The finished product stars Cress Williams(*) as Black Lightning, and shares some trappings with the other Berlanti shows: a large family presence (including Christine Adams as ex-wife Lynn, and Nafessa Williams and China Anne McClain as daughters Anissa and Jennifer), a cop (Damon Gupton’s Inspector Henderson) who’s not sure what to make of this superpowered vigilante, a trusty tech support sidekick (James Remar as Peter Gambi, who in the comics is a tailor specializing in making costumes for supervillains), and an archnemesis (Marvin Jones III — aka rapper Krondon — as vicious gangster Tobias Whale).

(*) As a tall, muscular black man, Williams has inevitably been cast as athletes, or in athletic-adjacent roles, for much of his career: basketball (he was D’Shawn Hardell on the original Beverly Hills 90210), football (jock-turned-mayor Lavon Hayes on Hart of Dixie), baseball (his first screen credit was an episode of the sitcom Hardball), sportscaster (Sports Night) and sports dad (he was Vince’s father in the later seasons of Friday Night Lights). Finally, that physique lands him a lead role, and in one of the series’ few comic moments early on, he opts to take the stairs rather than the elevator when confronting a bad guy in a high-rise, explaining, “Just getting back into this. A brother needs all the exercise he can get.”

But showrunners Mara Brock Akil and Salim Akil (Being Mary Jane, The Game) are new to the Berlanti-verse(*), and they bring a specific point of view to what’s been a successful but pretty rote formula for these series. This is, like Netflix’s Luke Cage, a superhero show keenly aware of its hero’s skin color and how that makes the world respond to him, in both his civilian and costumed guises. Jefferson Pierce is an all-American success story, but he still gets racially profiled — while driving to a school fundraiser in a tuxedo, his daughters in the backseat — by two trigger-happy cops who assume he’s the liquor store robber they’re looking for. Later, as Pierce — who has been retired from superheroics for nine years when the show begins — exits a crime scene, another white cop orders him to “get your black ass on the ground.” The show casually quotes Dr. King, has Jennifer derisively refer to her more woke older sister as “Harriet Tubman,” and is as interested in the social problems of the neighborhood as it is in seeing Black Lightning and Tobias Whale go to war again.

(*) This show is, for the moment, not set in the same reality as the ones featuring Flash, Green Arrow, and the Legends of Tomorrow, the better to let it stand on its own. Just don’t be shocked if, depending on the ratings, Oliver Queen falls through a dimensional portal at some point to hang out with Jefferson Pierce.

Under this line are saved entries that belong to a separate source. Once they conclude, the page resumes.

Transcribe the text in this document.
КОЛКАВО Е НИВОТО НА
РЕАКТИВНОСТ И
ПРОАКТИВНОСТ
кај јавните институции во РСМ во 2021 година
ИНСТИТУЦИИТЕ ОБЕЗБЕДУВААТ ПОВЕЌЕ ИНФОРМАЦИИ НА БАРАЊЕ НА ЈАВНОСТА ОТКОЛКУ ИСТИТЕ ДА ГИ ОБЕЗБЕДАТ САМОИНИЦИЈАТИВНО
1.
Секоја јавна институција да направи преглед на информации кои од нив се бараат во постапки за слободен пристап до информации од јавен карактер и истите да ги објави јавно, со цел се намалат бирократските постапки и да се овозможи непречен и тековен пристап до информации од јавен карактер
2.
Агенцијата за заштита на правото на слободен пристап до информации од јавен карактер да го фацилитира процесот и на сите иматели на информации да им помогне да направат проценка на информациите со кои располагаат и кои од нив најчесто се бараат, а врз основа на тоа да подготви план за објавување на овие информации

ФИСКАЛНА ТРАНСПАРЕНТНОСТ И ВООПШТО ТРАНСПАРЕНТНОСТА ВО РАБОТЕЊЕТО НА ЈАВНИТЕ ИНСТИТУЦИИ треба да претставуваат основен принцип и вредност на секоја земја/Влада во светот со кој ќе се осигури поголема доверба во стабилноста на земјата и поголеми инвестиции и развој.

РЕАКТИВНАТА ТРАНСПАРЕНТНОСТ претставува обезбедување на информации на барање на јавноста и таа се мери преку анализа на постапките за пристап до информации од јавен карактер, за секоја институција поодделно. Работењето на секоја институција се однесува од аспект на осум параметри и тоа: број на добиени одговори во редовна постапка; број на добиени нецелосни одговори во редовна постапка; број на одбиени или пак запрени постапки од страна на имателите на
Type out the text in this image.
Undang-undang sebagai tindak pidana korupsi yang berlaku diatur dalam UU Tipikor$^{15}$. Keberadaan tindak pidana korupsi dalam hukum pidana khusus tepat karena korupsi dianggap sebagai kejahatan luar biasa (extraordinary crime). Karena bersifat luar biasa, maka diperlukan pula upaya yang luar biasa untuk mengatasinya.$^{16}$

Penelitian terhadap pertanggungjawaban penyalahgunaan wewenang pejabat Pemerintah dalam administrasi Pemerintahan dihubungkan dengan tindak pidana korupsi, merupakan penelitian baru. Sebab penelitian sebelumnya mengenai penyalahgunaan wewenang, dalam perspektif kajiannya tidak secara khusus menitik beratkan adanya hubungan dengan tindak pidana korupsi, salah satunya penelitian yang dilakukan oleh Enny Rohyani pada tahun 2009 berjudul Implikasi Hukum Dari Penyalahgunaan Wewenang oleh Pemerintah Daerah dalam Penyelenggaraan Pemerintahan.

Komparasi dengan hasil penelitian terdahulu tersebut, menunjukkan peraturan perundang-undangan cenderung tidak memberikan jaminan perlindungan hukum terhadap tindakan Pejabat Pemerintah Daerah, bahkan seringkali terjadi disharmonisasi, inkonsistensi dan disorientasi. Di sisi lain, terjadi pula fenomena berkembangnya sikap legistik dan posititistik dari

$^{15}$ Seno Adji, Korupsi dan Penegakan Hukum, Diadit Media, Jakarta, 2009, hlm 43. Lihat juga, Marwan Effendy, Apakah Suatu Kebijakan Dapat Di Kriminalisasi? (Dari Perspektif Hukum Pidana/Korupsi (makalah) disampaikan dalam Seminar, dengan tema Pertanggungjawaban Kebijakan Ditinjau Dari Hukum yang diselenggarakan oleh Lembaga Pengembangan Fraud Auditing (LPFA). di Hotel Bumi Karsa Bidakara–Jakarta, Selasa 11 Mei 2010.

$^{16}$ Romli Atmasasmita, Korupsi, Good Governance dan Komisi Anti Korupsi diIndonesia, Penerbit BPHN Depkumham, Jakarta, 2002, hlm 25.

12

The series doesn’t always tackle these ideas gracefully — or, at least, subtly: its fictional city is called Freeland. But the canvas the Akils are painting on feels much richer for looking beyond basic good vs evil, time travel, doppelgangers, and all the other tropes of the genre. The show feels different from the other series — and sounds different, too, thanks to a soundtrack filled with original rap songs by GodHolly. And beyond the myriad issues of race and class and politics, making Black Lightning an older hero reluctantly coming out of retirement creates a new dynamic, and the charismatic Williams ably conveys just how sick and tired Pierce is of all the reasons he has to once again put on the light-up suit and start hurling electricity around.

There are certain aspects of the formula that just can’t be worked around, and given that all the prior Berlanti shows (other than maybe Legends of Tomorrow) are perpetually at risk of drowning in angst, the fact that this series starts from a grimmer and more sober place leaves less margin for error. But it’s a promising start, and a long-overdue showcase for Williams.

Back in the day when superhero fans first met Jefferson Pierce, comics writers would sometimes put “Black” at the front of a superhero’s name (or a supervillain’s) just to highlight the novelty of a man of color in what had long been a Caucasian-dominated field. It often felt diminutive, as if Black Lightning or Black Panther or Black Goliath were somehow less than counterparts who didn’t have to be referred to as White Batman or White Iron Man. Here, though, the name feels inspirational: he is a hero for this neighborhood in this city, at this difficult time to be black in America.